Exploring tissue expression
In this step, we are interested in investigating our gene’s expression. Or multiple genes if we have yet to choose a specific gene. Expression analysis will help us understand the genes better. Go to the GTEx Portal (https://www.gtexportal.org/home/) and search for the gene/genes associated with your SNP to see their expression profiles across tissues. Explore tissue-specific gene expression data for the identified genes. In which tissues is the gene(s) expressed, and is there any tissue where its expression is notably higher? You may know “EBV-transformed lymphocytes” as “lymphocytes” cells. They are important to the immune system.
Exercise 27-13
In which tissues is the gene(s) typically expressed, and are there variations in expression levels across different tissues?
Exercise 27-14
Do the expression profiles make sense with the information you got from the other databases?

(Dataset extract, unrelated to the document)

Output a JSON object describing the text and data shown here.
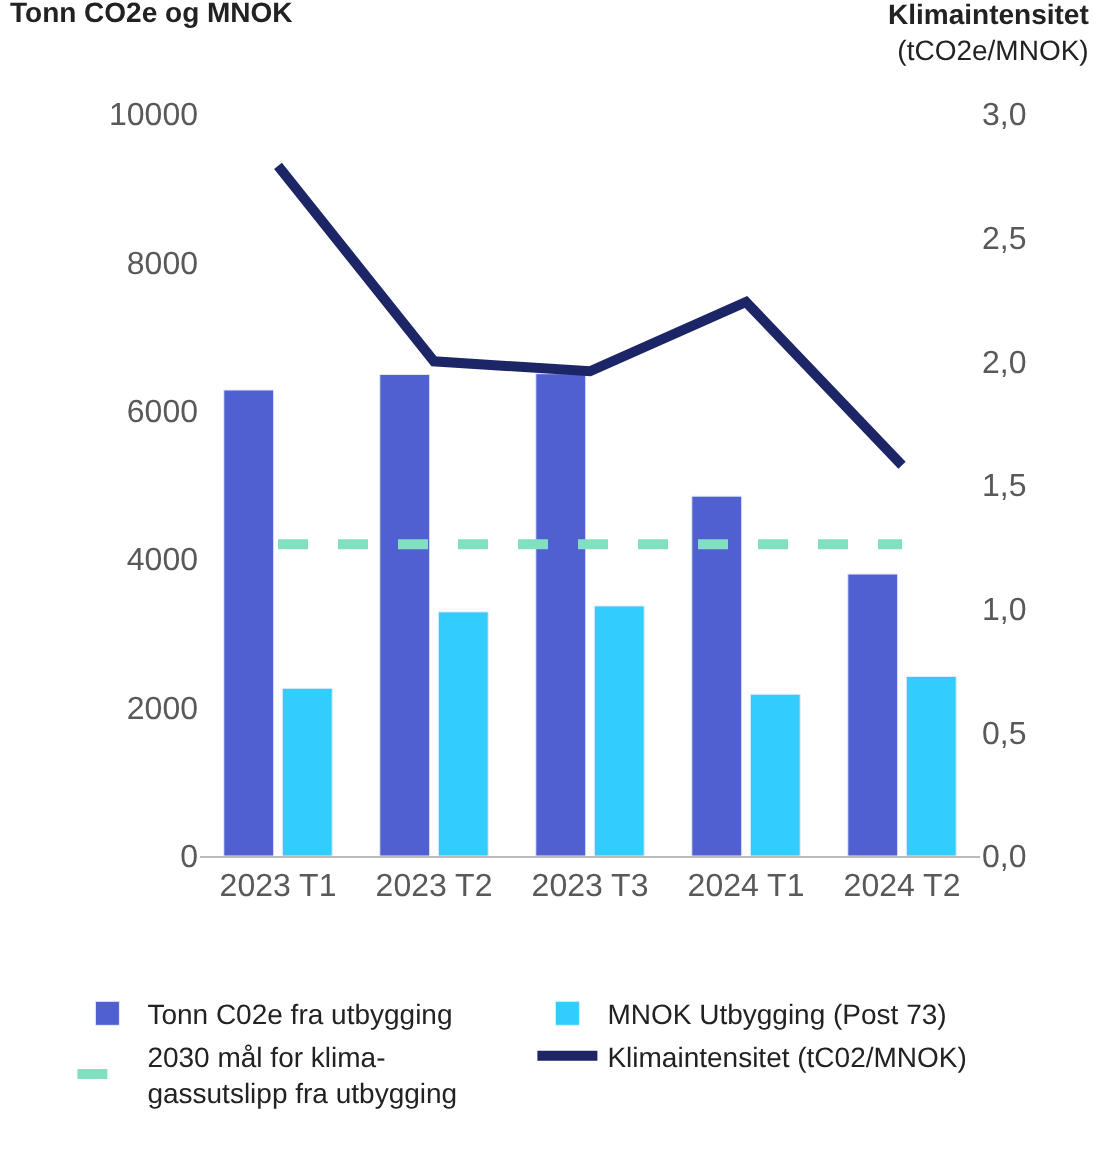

Do you expect to see certain tissues with a high expression? Other with a low? Is it relevant to the disease we are investigating?
Exercise 27-15
What can you infer about the potential functional relevance of the gene(s) in the context of the disease or trait?
Hypotheses and Discussion
Based on the information gathered from UCSC, various gene databases, and GTEx, propose hypotheses about the potential role of the identified gene(s) in the disease or trait associated with the SNP. Think about the importance of tissue-specific gene expression in understanding disease mechanisms. Are there any other genes or regulatory elements near the SNP that could also be relevant to the disease or trait?
Exercise 27-16
Based on the genomic and expression data, what are your hypotheses regarding the role of the identified gene(s) in the disease or trait?
Exercise 27-17
How might tissue-specific gene expression patterns provide insights into the disease mechanism?
Exercise 27-18
Are there potential challenges or limitations in establishing causality between the gene(s) and the disease?
Exercise 27-19
Summarize your findings and discuss the significance of investigating candidate disease genes near a GWAS SNP. Reflect on the challenges and limitations of this approach in pinpointing causal genes for complex diseases.
Exercise 27-20
What did you learn from this exercise about the importance of exploring the genomic context and tissue-specific gene expression in GWAS follow-up?
Exercise 27-21
How might these findings inform future research or therapeutic approaches for the disease or trait?